So this gorilla shows up at the personnel office and asks for a job. The personnel director says, "Are you kidding? We can't hire you. You look like a gorilla." To which the gorilla replies, "Watch out, buddy, I'm gonna sue you for employment discrimination under the Rehabilitation Act of 1973."

Okay, it's not much of a punch line. What do you expect? I got it from the Harvard Law Review, in an essay arguing that it should be illegal to discriminate on the basis of physical attractiveness. In fact, says the author, "facial discrimination" may already be illegal under laws forbidding discrimination against the handicapped. "It . . . seems an arbitrary distinction to say that an employer cannot refuse to hire a person who has a disfiguring scar on his chin, for example, but can refuse to hire someone whose chin is jutting or unusually shaped."

The logic is impeccable. Appearance, like race and sex and physical handicap, is an immutable characteristic. Like these other disadvantages, an unattractive appearance usually has no connection to your ability to do the job. Therefore, discrimination on this basis is just as unfair and should be outlawed. Conservative opponents of the general trend in civil rights would have no trouble agreeing that this is, indeed, the logical extension of that trend. That, they would say, is a comment on the trend.

Even these conservatives, though, would have to concede that beauty is a great advantage in the world. In good law review style, the author cites an array of studies proving the obvious: people automatically assign favorable nonphysical characteristics to other people who are good-looking; strangers are more likely to do favors for physically attractive people; ugly people get higher sentences in criminal cases and lower damage awards in civil lawsuits.

Of course, many rise above the handicap of appearance to become distinguished professors at Harvard Law School and other successes in life. It is my experience, for example, that when you see a famous person in the flesh, he or she is almost invariably shorter than you expect. (A friend of mine adds a corollary that famous people are almost invariably tanned, but that's neither here nor there.) This pattern is partly explained by the exaggerated stature that famous people take on in your mind, but there must also be some kind of Napoleonic impulse that drives short people to succeed.

Nevertheless, no one would choose to be short and ugly over tall and handsome. We are all traumatized to varying degrees about our appearance. Facial discrimination is far more overt and shameless than racial discrimination: our culture doesn't even attempt to hide its preference for certain arrangements of facial and bodily parts over others. Few of us even pay lip service to the ideal of indifference to physical beauty.
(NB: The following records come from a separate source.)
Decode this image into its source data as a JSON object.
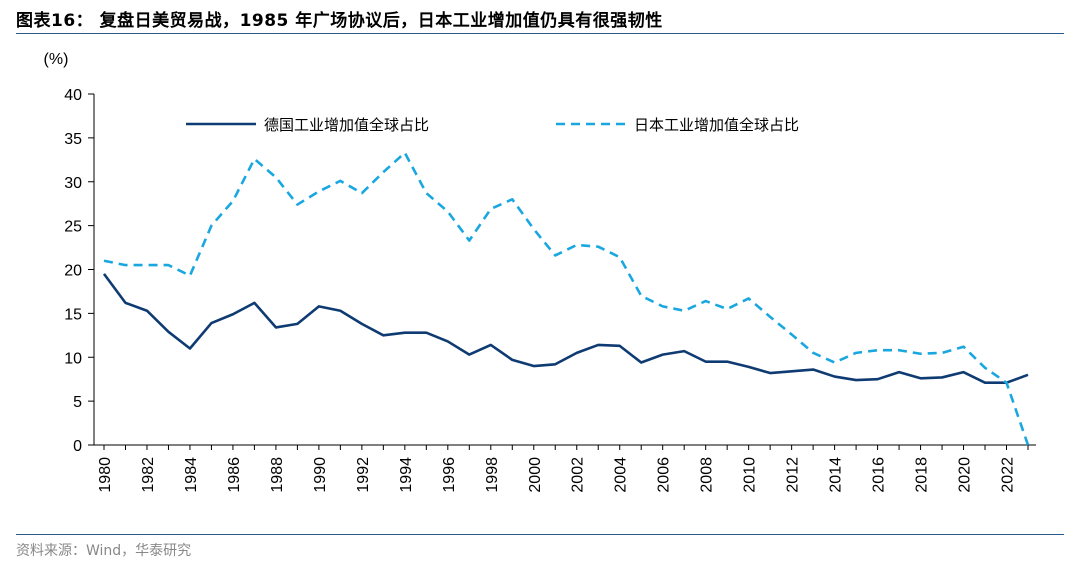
{
  "header": {
    "title": "图表16： 复盘日美贸易战，1985 年广场协议后，日本工业增加值仍具有很强韧性"
  },
  "footer": {
    "source": "资料来源：Wind，华泰研究"
  },
  "chart_data": {
    "type": "line",
    "ylabel": "(%)",
    "ylim": [
      0,
      40
    ],
    "yticks": [
      0,
      5,
      10,
      15,
      20,
      25,
      30,
      35,
      40
    ],
    "xlim": [
      1980,
      2023
    ],
    "xticks": [
      1980,
      1982,
      1984,
      1986,
      1988,
      1990,
      1992,
      1994,
      1996,
      1998,
      2000,
      2002,
      2004,
      2006,
      2008,
      2010,
      2012,
      2014,
      2016,
      2018,
      2020,
      2022
    ],
    "legend_position": "top",
    "grid": false,
    "x": [
      1980,
      1981,
      1982,
      1983,
      1984,
      1985,
      1986,
      1987,
      1988,
      1989,
      1990,
      1991,
      1992,
      1993,
      1994,
      1995,
      1996,
      1997,
      1998,
      1999,
      2000,
      2001,
      2002,
      2003,
      2004,
      2005,
      2006,
      2007,
      2008,
      2009,
      2010,
      2011,
      2012,
      2013,
      2014,
      2015,
      2016,
      2017,
      2018,
      2019,
      2020,
      2021,
      2022,
      2023
    ],
    "series": [
      {
        "name": "德国工业增加值全球占比",
        "style": "solid",
        "color": "#0f3b73",
        "values": [
          19.5,
          16.2,
          15.3,
          12.9,
          11.0,
          13.9,
          14.9,
          16.2,
          13.4,
          13.8,
          15.8,
          15.3,
          13.8,
          12.5,
          12.8,
          12.8,
          11.8,
          10.3,
          11.4,
          9.7,
          9.0,
          9.2,
          10.5,
          11.4,
          11.3,
          9.4,
          10.3,
          10.7,
          9.5,
          9.5,
          8.9,
          8.2,
          8.4,
          8.6,
          7.8,
          7.4,
          7.5,
          8.3,
          7.6,
          7.7,
          8.3,
          7.1,
          7.1,
          8.0
        ]
      },
      {
        "name": "日本工业增加值全球占比",
        "style": "dashed",
        "color": "#1aa7e0",
        "values": [
          21.0,
          20.5,
          20.5,
          20.5,
          19.3,
          25.0,
          27.8,
          32.6,
          30.5,
          27.4,
          28.9,
          30.1,
          28.7,
          31.1,
          33.3,
          28.7,
          26.6,
          23.3,
          26.9,
          28.0,
          24.6,
          21.6,
          22.8,
          22.6,
          21.4,
          17.0,
          15.8,
          15.3,
          16.4,
          15.5,
          16.7,
          14.6,
          12.6,
          10.5,
          9.4,
          10.5,
          10.8,
          10.8,
          10.4,
          10.5,
          11.2,
          8.8,
          7.1,
          0.0
        ]
      }
    ]
  }
}
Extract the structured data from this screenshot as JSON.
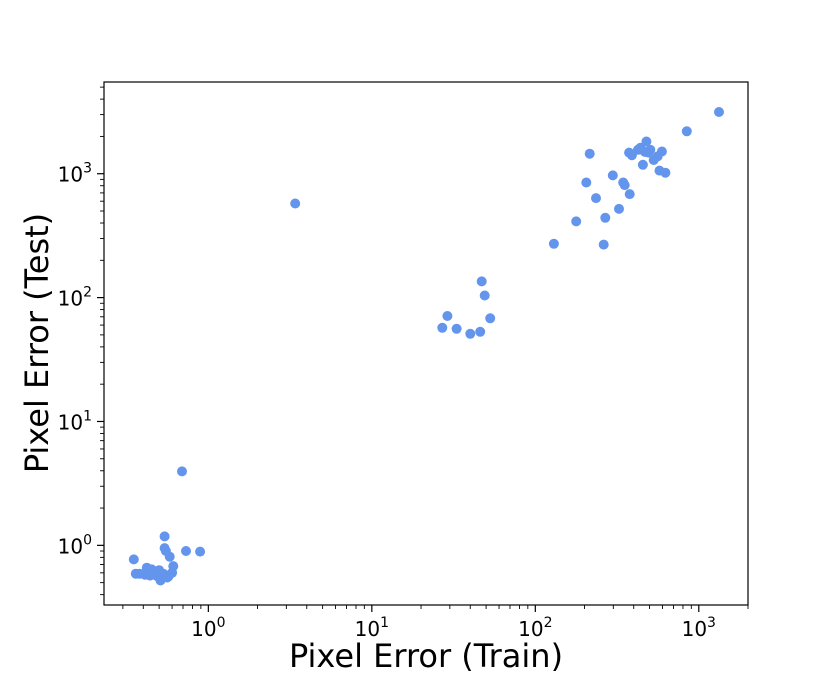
{
  "chart_data": {
    "type": "scatter",
    "xlabel": "Pixel Error (Train)",
    "ylabel": "Pixel Error (Test)",
    "xscale": "log",
    "yscale": "log",
    "xlim": [
      0.23,
      2000
    ],
    "ylim": [
      0.33,
      5500
    ],
    "grid": false,
    "marker_color": "#6495ed",
    "x_ticks": [
      {
        "base": "10",
        "exp": "0",
        "value": 1
      },
      {
        "base": "10",
        "exp": "1",
        "value": 10
      },
      {
        "base": "10",
        "exp": "2",
        "value": 100
      },
      {
        "base": "10",
        "exp": "3",
        "value": 1000
      }
    ],
    "y_ticks": [
      {
        "base": "10",
        "exp": "0",
        "value": 1
      },
      {
        "base": "10",
        "exp": "1",
        "value": 10
      },
      {
        "base": "10",
        "exp": "2",
        "value": 100
      },
      {
        "base": "10",
        "exp": "3",
        "value": 1000
      }
    ],
    "points": [
      {
        "x": 0.35,
        "y": 0.77
      },
      {
        "x": 0.36,
        "y": 0.59
      },
      {
        "x": 0.38,
        "y": 0.59
      },
      {
        "x": 0.41,
        "y": 0.58
      },
      {
        "x": 0.42,
        "y": 0.66
      },
      {
        "x": 0.43,
        "y": 0.6
      },
      {
        "x": 0.44,
        "y": 0.57
      },
      {
        "x": 0.45,
        "y": 0.64
      },
      {
        "x": 0.46,
        "y": 0.61
      },
      {
        "x": 0.47,
        "y": 0.58
      },
      {
        "x": 0.49,
        "y": 0.56
      },
      {
        "x": 0.5,
        "y": 0.63
      },
      {
        "x": 0.51,
        "y": 0.52
      },
      {
        "x": 0.52,
        "y": 0.55
      },
      {
        "x": 0.53,
        "y": 0.59
      },
      {
        "x": 0.54,
        "y": 1.18
      },
      {
        "x": 0.54,
        "y": 0.95
      },
      {
        "x": 0.55,
        "y": 0.9
      },
      {
        "x": 0.56,
        "y": 0.55
      },
      {
        "x": 0.57,
        "y": 0.56
      },
      {
        "x": 0.58,
        "y": 0.81
      },
      {
        "x": 0.6,
        "y": 0.6
      },
      {
        "x": 0.61,
        "y": 0.68
      },
      {
        "x": 0.69,
        "y": 3.95
      },
      {
        "x": 0.73,
        "y": 0.9
      },
      {
        "x": 0.89,
        "y": 0.89
      },
      {
        "x": 3.4,
        "y": 575
      },
      {
        "x": 27,
        "y": 57
      },
      {
        "x": 29,
        "y": 71
      },
      {
        "x": 33,
        "y": 56
      },
      {
        "x": 40,
        "y": 51
      },
      {
        "x": 46,
        "y": 53
      },
      {
        "x": 47,
        "y": 135
      },
      {
        "x": 49,
        "y": 104
      },
      {
        "x": 53,
        "y": 68
      },
      {
        "x": 130,
        "y": 272
      },
      {
        "x": 178,
        "y": 412
      },
      {
        "x": 205,
        "y": 850
      },
      {
        "x": 215,
        "y": 1450
      },
      {
        "x": 235,
        "y": 635
      },
      {
        "x": 262,
        "y": 268
      },
      {
        "x": 268,
        "y": 441
      },
      {
        "x": 298,
        "y": 970
      },
      {
        "x": 325,
        "y": 520
      },
      {
        "x": 345,
        "y": 850
      },
      {
        "x": 352,
        "y": 810
      },
      {
        "x": 375,
        "y": 1480
      },
      {
        "x": 378,
        "y": 685
      },
      {
        "x": 390,
        "y": 1410
      },
      {
        "x": 425,
        "y": 1560
      },
      {
        "x": 440,
        "y": 1620
      },
      {
        "x": 455,
        "y": 1180
      },
      {
        "x": 468,
        "y": 1500
      },
      {
        "x": 478,
        "y": 1820
      },
      {
        "x": 492,
        "y": 1480
      },
      {
        "x": 505,
        "y": 1560
      },
      {
        "x": 530,
        "y": 1290
      },
      {
        "x": 560,
        "y": 1380
      },
      {
        "x": 575,
        "y": 1060
      },
      {
        "x": 595,
        "y": 1510
      },
      {
        "x": 625,
        "y": 1020
      },
      {
        "x": 845,
        "y": 2200
      },
      {
        "x": 1330,
        "y": 3150
      }
    ]
  }
}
Life will never deal an equal hand to the physically unattractive (or the "aesthetically challenged," as one tart conservative predicts the approved term will inevitably become). But shouldn't they at least be protected against discrimination in employment, housing and college admissions?

In many cases, looks may not be an irrelevant criterion at all. The anonymous author is prepared to make a few narrow exceptions for jobs like acting. But he takes a hard line against exceptions for salespeople, stewardesses and so on. If looks are an advantage in these fields (which of course they are), it is only because of prejudice in society as a whole, if not in the particular employer. We don't permit employers to pander to the racism of their customers. Why should we permit pandering to what might be called "looksism"?

No, the justice of the cause is beyond doubt. The question is whether we can afford to expand the awesome machinery of civil rights litigation into this vast new area. Of course, there is a natural restraint operating here, which the author unintentionally reveals in describing how an ugly-rights lawsuit might work: "an applicant will be able to point to some 'objective' aspect of his appearance -- such as obesity, shortness, an unusual-looking nose or protruding ears {or} an applicant may . . . be able to demonstrate that in some general way, given the totality of his appearance, he is considered unattractive." He also suggests the use of expert witnesses. But it will be an exceptionally greedy or bitter person who would wish to pay a beauty expert to describe in a public courtroom how ugly he is.

Yet conservatives have a point when they ask where it will all end. The author suggests that job interviews be conducted over the telephone, to avoid looks bias. But doesn't this leave open the possibility of prejudice on the basis of a whiny voice? Or, he says, job applicants could be interviewed behind a screen -- a system already used for orchestra auditions -- so that an unpleasant face doesn't obscure an applicant's "pleasant personality." But parents of newborns will tell you that personality is also largely innate and immutable. What about "grouch liberation"?

Well, the one citadel of prejudice we may be sure is free from storming by the battalions of Harvard Law School is our society's overwhelming bias in favor of smart people. They may be short, fat and ugly up there, with protruding ears, unusual noses, jutting chins and dyspeptic personalities. But they're not dumb.